No tapas bar in Cádiz is a real Cádiz tapas bar without ‘papas aliñás’. Of course, there is a reason for that… this cold dish is a perfect summer recipe for when the heat hits hard.
True fact! Try to find a tapas bar in the old town of Cádiz which doesn’t offer these potatoes as part of the menu. I bet you won’t.
Like most things in life, this is no coincidence. Temperatures get really hot in here around summer time and that’s why Andalusian cuisine offers so many cold dishes, including plenty of soups – gazpachos, salmorejos, ajoblanco – and salads. These ‘papas aliñás’ are a good example of those refreshing recipes which help alleviate the heat when things gets really hot.
Similarly to other popular Andalusian specialities, this is a simple and unpretentious recipe that can be eaten both as a tapa or as a starter. So honest and so lacking of any masking that the quality of the ingredients becomes key and the absolute focus if we want to achieve great results.
As a ‘disclaimer’ for purist I’ll state that the original recipe wouldn’t include green pepper. But as we always say here, we believe cooking shouldn’t be about strictly following a recipe as much as it should be about getting some inspiration to then add your personal touch. And I think the green pepper is a small licence that works really well here as it adds depth of flavour to the dish.

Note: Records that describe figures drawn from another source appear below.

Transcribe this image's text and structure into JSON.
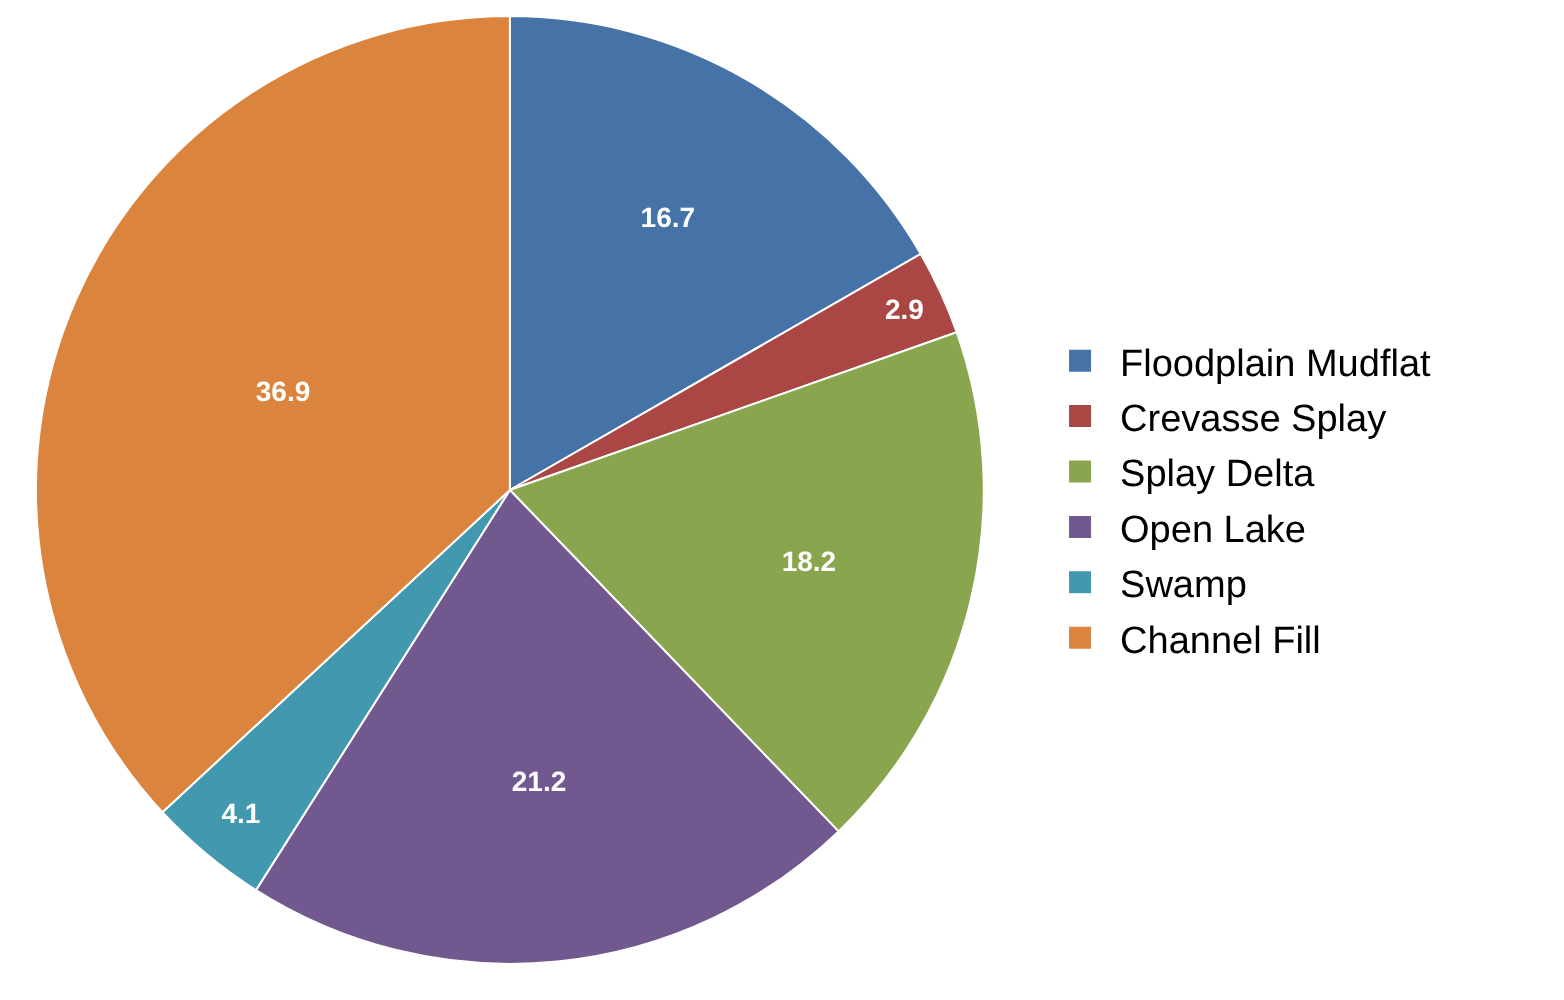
{
  "chart_data": {
    "type": "pie",
    "categories": [
      "Floodplain Mudflat",
      "Crevasse Splay",
      "Splay Delta",
      "Open Lake",
      "Swamp",
      "Channel Fill"
    ],
    "values": [
      16.7,
      2.9,
      18.2,
      21.2,
      4.1,
      36.9
    ],
    "colors": [
      "#4572a7",
      "#aa4643",
      "#89a54e",
      "#71588f",
      "#4198af",
      "#db843d"
    ],
    "data_labels": true,
    "legend": "right"
  }
}
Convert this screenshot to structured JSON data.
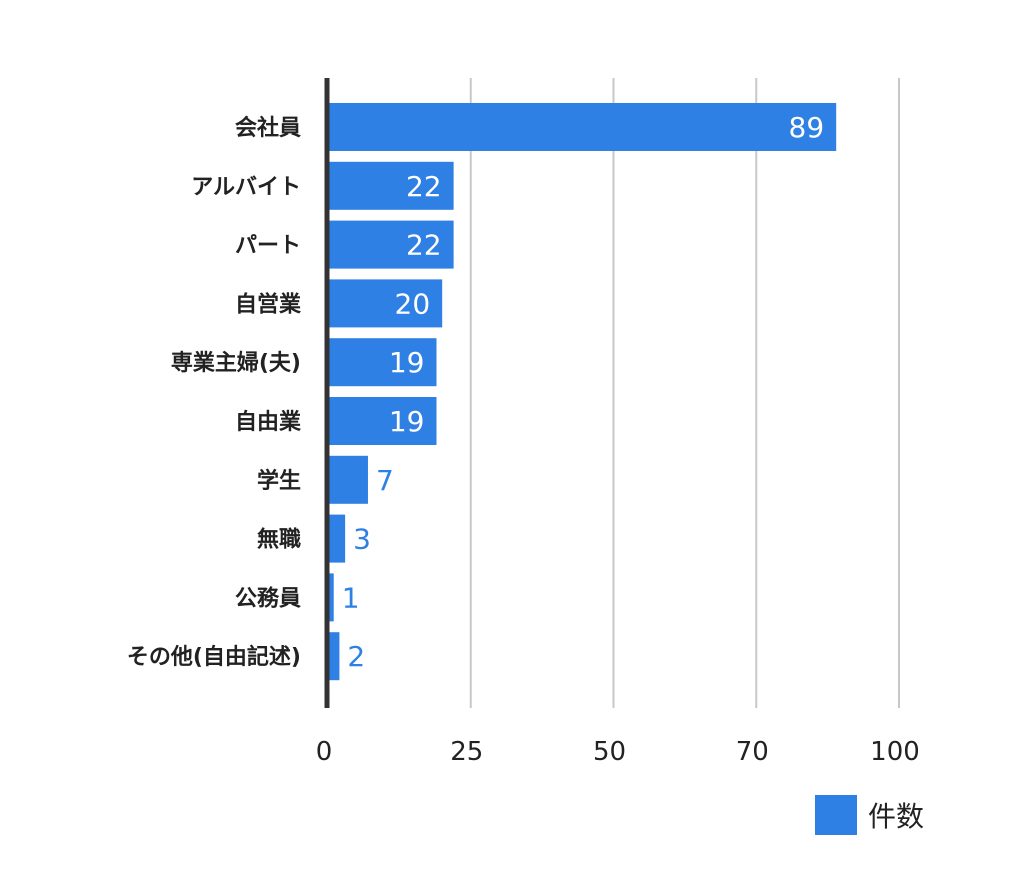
{
  "chart_data": {
    "type": "bar",
    "orientation": "horizontal",
    "categories": [
      "会社員",
      "アルバイト",
      "パート",
      "自営業",
      "専業主婦(夫)",
      "自由業",
      "学生",
      "無職",
      "公務員",
      "その他(自由記述)"
    ],
    "series": [
      {
        "name": "件数",
        "values": [
          89,
          22,
          22,
          20,
          19,
          19,
          7,
          3,
          1,
          2
        ]
      }
    ],
    "xticks": [
      "0",
      "25",
      "50",
      "70",
      "100"
    ],
    "xlim": [
      0,
      100
    ],
    "grid": true,
    "legend_position": "bottom-right",
    "data_labels": [
      "89",
      "22",
      "22",
      "20",
      "19",
      "19",
      "7",
      "3",
      "1",
      "2"
    ]
  },
  "colors": {
    "bar": "#2f80e4",
    "grid": "#c8c8c8",
    "axis": "#333333",
    "label_inside": "#ffffff",
    "label_outside": "#2f80e4"
  }
}
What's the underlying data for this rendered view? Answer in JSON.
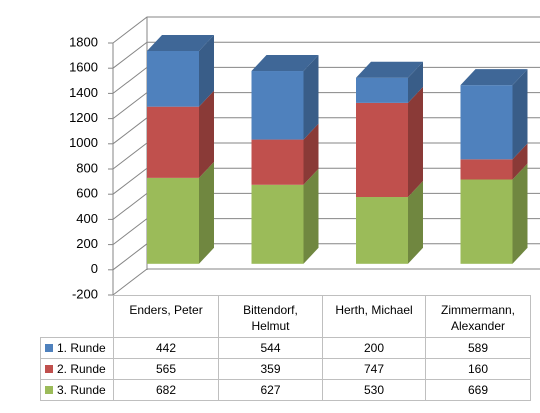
{
  "chart_data": {
    "type": "bar3d_stacked",
    "categories": [
      "Enders, Peter",
      "Bittendorf, Helmut",
      "Herth, Michael",
      "Zimmermann, Alexander"
    ],
    "series": [
      {
        "name": "1. Runde",
        "color": "#4f81bd",
        "values": [
          442,
          544,
          200,
          589
        ]
      },
      {
        "name": "2. Runde",
        "color": "#c0504d",
        "values": [
          565,
          359,
          747,
          160
        ]
      },
      {
        "name": "3. Runde",
        "color": "#9bbb59",
        "values": [
          682,
          627,
          530,
          669
        ]
      }
    ],
    "ylim": [
      -200,
      1800
    ],
    "yticks": [
      -200,
      0,
      200,
      400,
      600,
      800,
      1000,
      1200,
      1400,
      1600,
      1800
    ],
    "grid": true
  }
}
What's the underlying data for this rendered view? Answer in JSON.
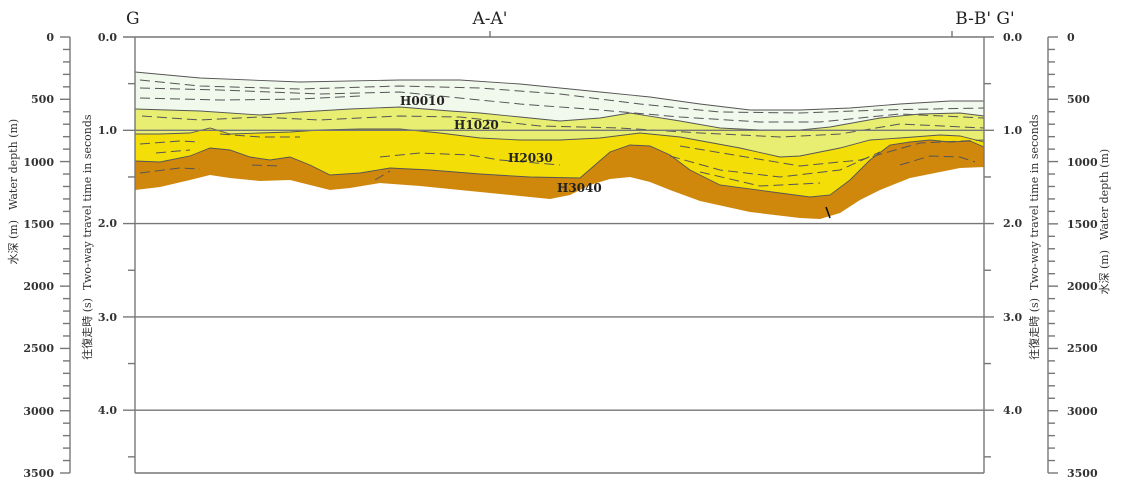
{
  "section_labels": {
    "left": "G",
    "middle": "A-A'",
    "right": "B-B' G'"
  },
  "time_axis": {
    "label": "Two-way travel time in seconds",
    "label_jp": "往復走時 (s)",
    "ticks": [
      "0.0",
      "1.0",
      "2.0",
      "3.0",
      "4.0"
    ]
  },
  "depth_axis": {
    "label": "Water depth (m)",
    "label_jp": "水深 (m)",
    "ticks": [
      "0",
      "500",
      "1000",
      "1500",
      "2000",
      "2500",
      "3000",
      "3500"
    ]
  },
  "horizons": [
    "H0010",
    "H1020",
    "H2030",
    "H3040"
  ],
  "colors": {
    "unit_0010": "#f1f8ec",
    "unit_1020": "#e7ee72",
    "unit_2030": "#f4de08",
    "unit_3040": "#d0880c"
  }
}
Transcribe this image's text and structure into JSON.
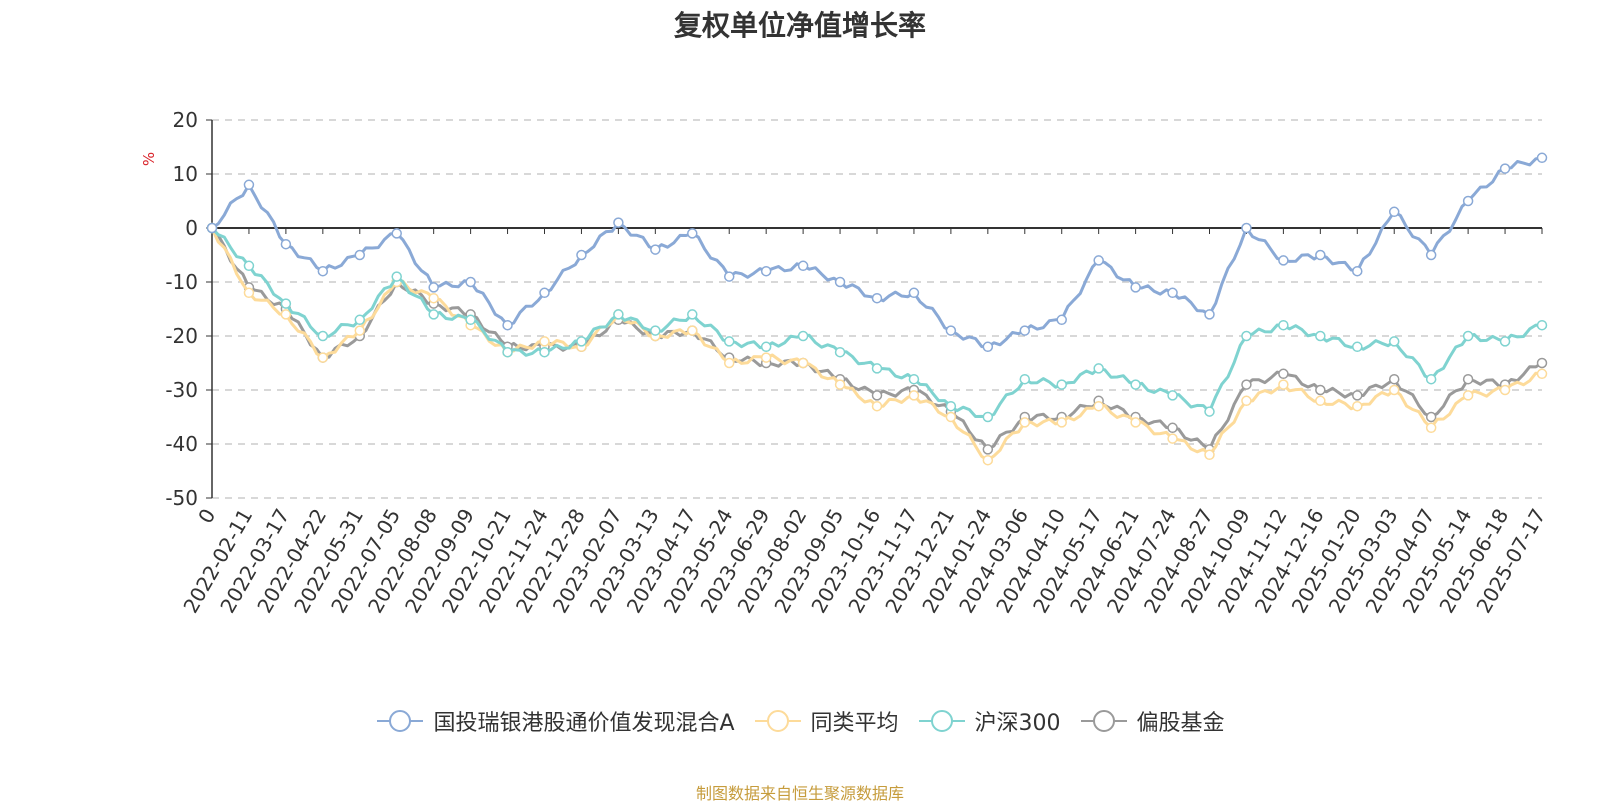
{
  "chart_data": {
    "type": "line",
    "title": "复权单位净值增长率",
    "ylabel": "%",
    "ylim": [
      -50,
      20
    ],
    "yticks": [
      20,
      10,
      0,
      -10,
      -20,
      -30,
      -40,
      -50
    ],
    "grid": true,
    "legend_position": "bottom",
    "x_tick_labels": [
      "0",
      "2022-02-11",
      "2022-03-17",
      "2022-04-22",
      "2022-05-31",
      "2022-07-05",
      "2022-08-08",
      "2022-09-09",
      "2022-10-21",
      "2022-11-24",
      "2022-12-28",
      "2023-02-07",
      "2023-03-13",
      "2023-04-17",
      "2023-05-24",
      "2023-06-29",
      "2023-08-02",
      "2023-09-05",
      "2023-10-16",
      "2023-11-17",
      "2023-12-21",
      "2024-01-24",
      "2024-03-06",
      "2024-04-10",
      "2024-05-17",
      "2024-06-21",
      "2024-07-24",
      "2024-08-27",
      "2024-10-09",
      "2024-11-12",
      "2024-12-16",
      "2025-01-20",
      "2025-03-03",
      "2025-04-07",
      "2025-05-14",
      "2025-06-18",
      "2025-07-17"
    ],
    "series": [
      {
        "name": "国投瑞银港股通价值发现混合A",
        "color": "#8aa9d6",
        "values": [
          0,
          8,
          -3,
          -8,
          -5,
          -1,
          -11,
          -10,
          -18,
          -12,
          -5,
          1,
          -4,
          -1,
          -9,
          -8,
          -7,
          -10,
          -13,
          -12,
          -19,
          -22,
          -19,
          -17,
          -6,
          -11,
          -12,
          -16,
          0,
          -6,
          -5,
          -8,
          3,
          -5,
          5,
          11,
          13
        ]
      },
      {
        "name": "同类平均",
        "color": "#fddb9a",
        "values": [
          0,
          -12,
          -16,
          -24,
          -19,
          -10,
          -13,
          -18,
          -23,
          -21,
          -22,
          -16,
          -20,
          -19,
          -25,
          -24,
          -25,
          -29,
          -33,
          -31,
          -35,
          -43,
          -36,
          -36,
          -33,
          -36,
          -39,
          -42,
          -32,
          -29,
          -32,
          -33,
          -30,
          -37,
          -31,
          -30,
          -27
        ]
      },
      {
        "name": "沪深300",
        "color": "#7fd3d0",
        "values": [
          0,
          -7,
          -14,
          -20,
          -17,
          -9,
          -16,
          -17,
          -23,
          -23,
          -21,
          -16,
          -19,
          -16,
          -21,
          -22,
          -20,
          -23,
          -26,
          -28,
          -33,
          -35,
          -28,
          -29,
          -26,
          -29,
          -31,
          -34,
          -20,
          -18,
          -20,
          -22,
          -21,
          -28,
          -20,
          -21,
          -18
        ]
      },
      {
        "name": "偏股基金",
        "color": "#9a9a9a",
        "values": [
          0,
          -11,
          -15,
          -24,
          -20,
          -10,
          -14,
          -16,
          -22,
          -22,
          -22,
          -17,
          -20,
          -19,
          -24,
          -25,
          -25,
          -28,
          -31,
          -30,
          -34,
          -41,
          -35,
          -35,
          -32,
          -35,
          -37,
          -41,
          -29,
          -27,
          -30,
          -31,
          -28,
          -35,
          -28,
          -29,
          -25
        ]
      }
    ]
  },
  "source_note": "制图数据来自恒生聚源数据库"
}
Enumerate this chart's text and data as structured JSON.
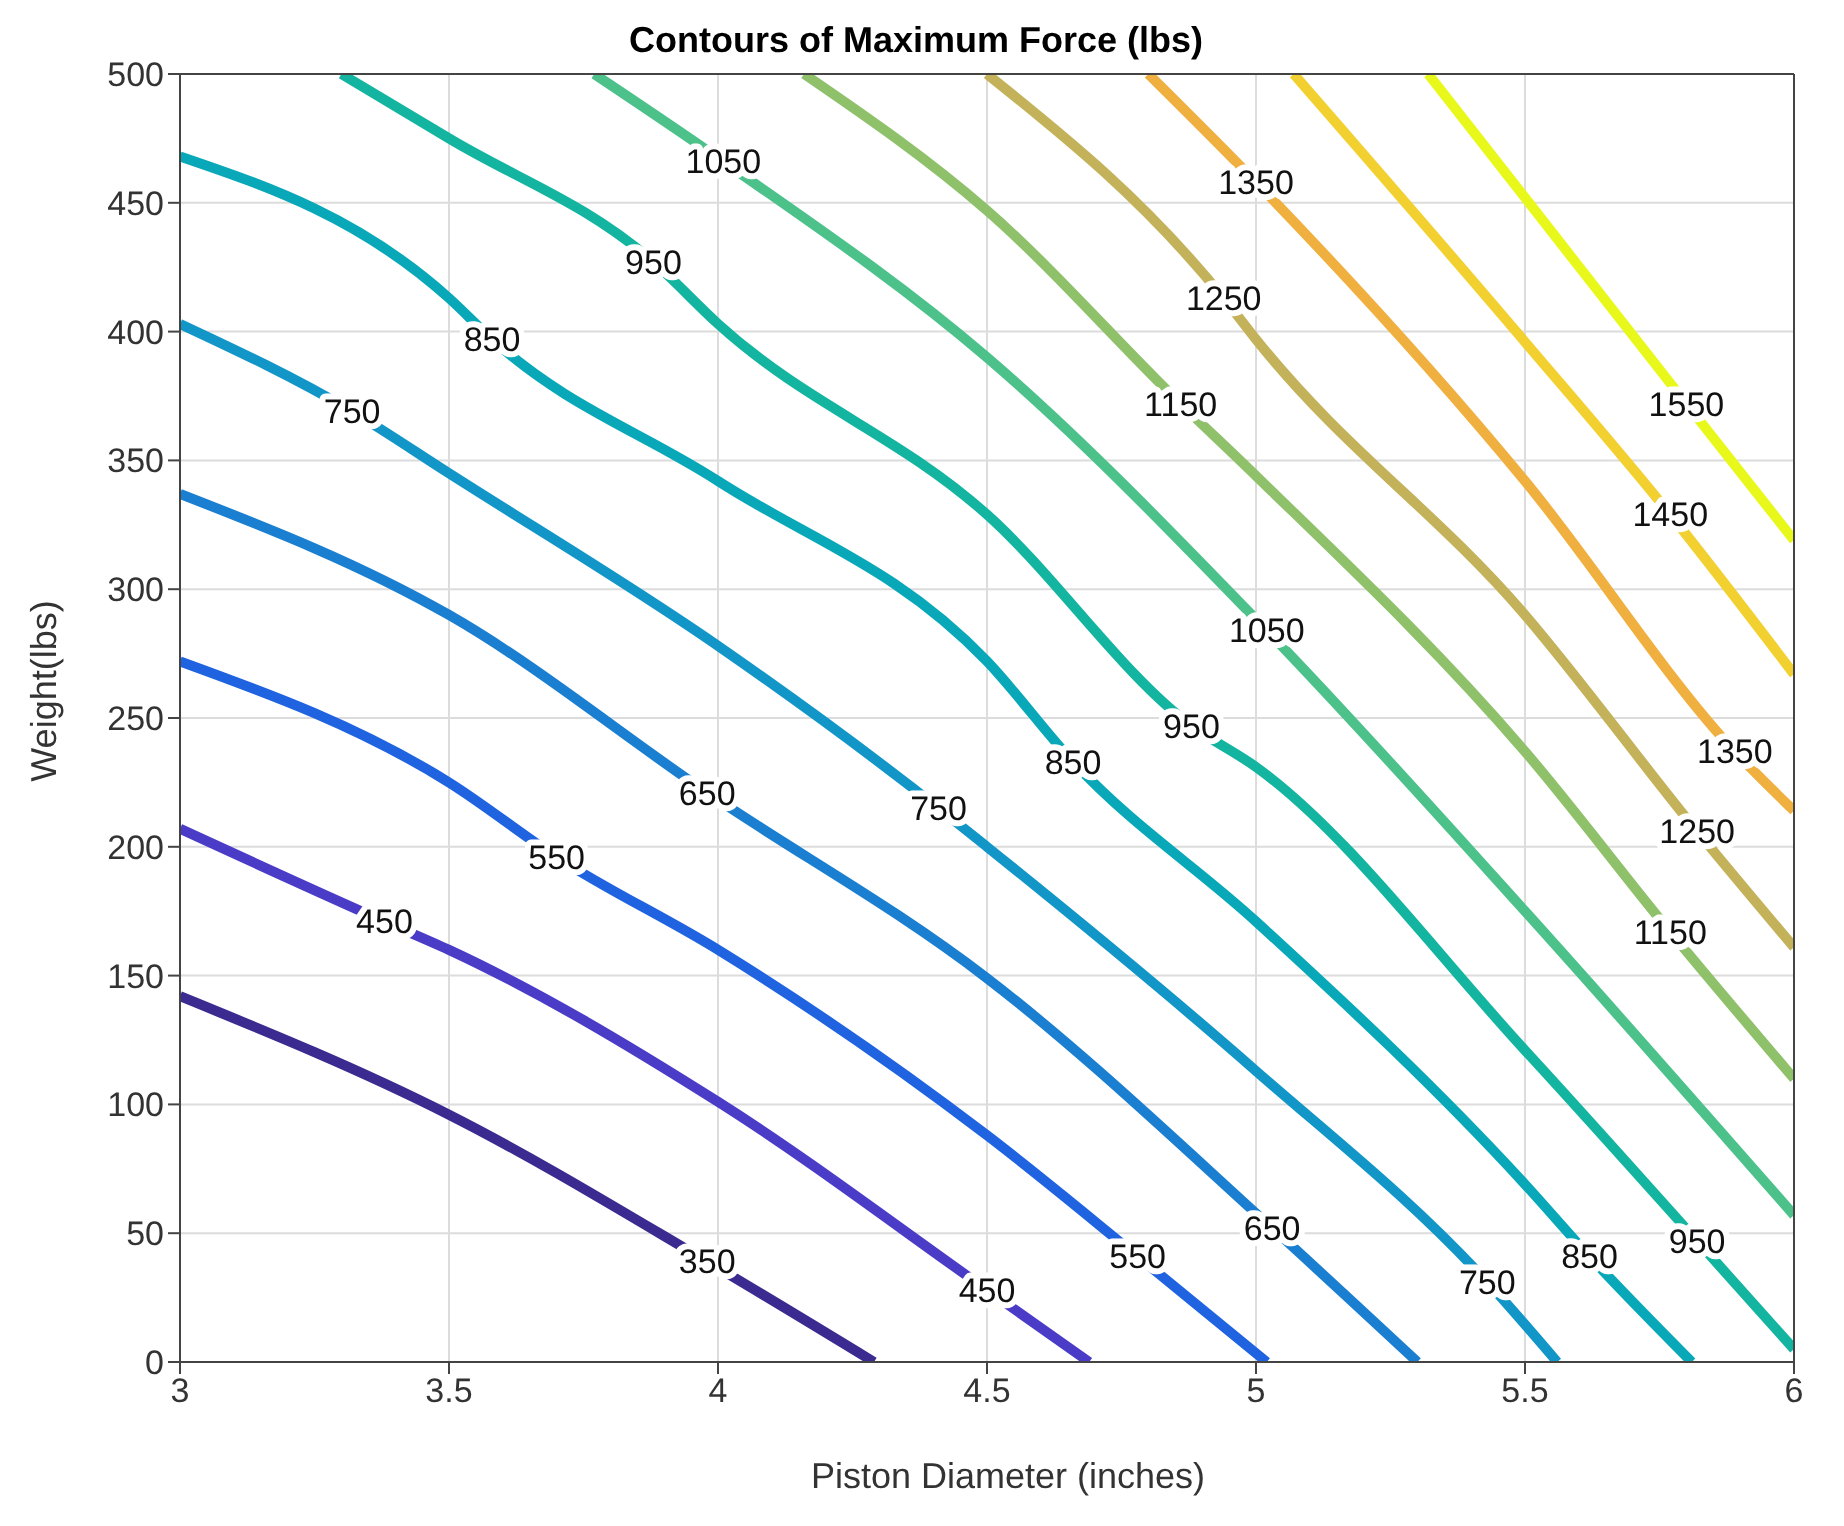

Go for it. It’s easy, quick, super healthy and very delicious. Just remember… buy the best quality ingredients you can afford!
- 600 g Potatoes – approx. 2-3 medium-sized potatoes
- 100 g White Onion – approx. 1 small onion or 1/2 large one. Finely chopped
- 50 g Green pepper – approx. 1/4 green pepper, finely chopped.
- 2 tbsp Sherry vinegar
- 125 cl Extra virgin olive oil
- Fresh parsley
- 1/2 tbsp Pimenton - alternatively any other smoked paprika
- 1/2 tbsp Salt
- Chop the onion and the pepper very finely. Put in a bowl together with the sherry vinegar and leave it to marinate.
- Wash the potatoes, put them in a pot and cover them with water. Bring to boil, then add the salt. Cook for around 25 minutes or until done inside (this will depend on the size of the potatoes). Let them cool down.
- Peel the potatoes and put them in a bowl together with the olive oil. Mash the potatoes and the oil, not too much. We’re not after a puree, this should have some texture. If you prefer it, you can also slide the potatoes which by the way, is the traditional way to do it.
- Mix the potatoes and the oil with the onion and green pepper marinade. Sprinkle some pimenton and some finely chopped fresh parsley.
This recipe is better served cold. However, the fridge has a negative impact on the flavour of the potatoes. So I’d recommend you to either leave it cool down at room temperature and then serve it or, alternatively, put the dish in the fridge but take it out 15 minutes before you serve it so that the potatoes recover their full flavour.
In Spain, the traditional way to eat these potatoes is together with some tuna in olive oil and a bit of chopped boiled egg on top. You can even add some olives if you like them. Give it a go… you’ll love it!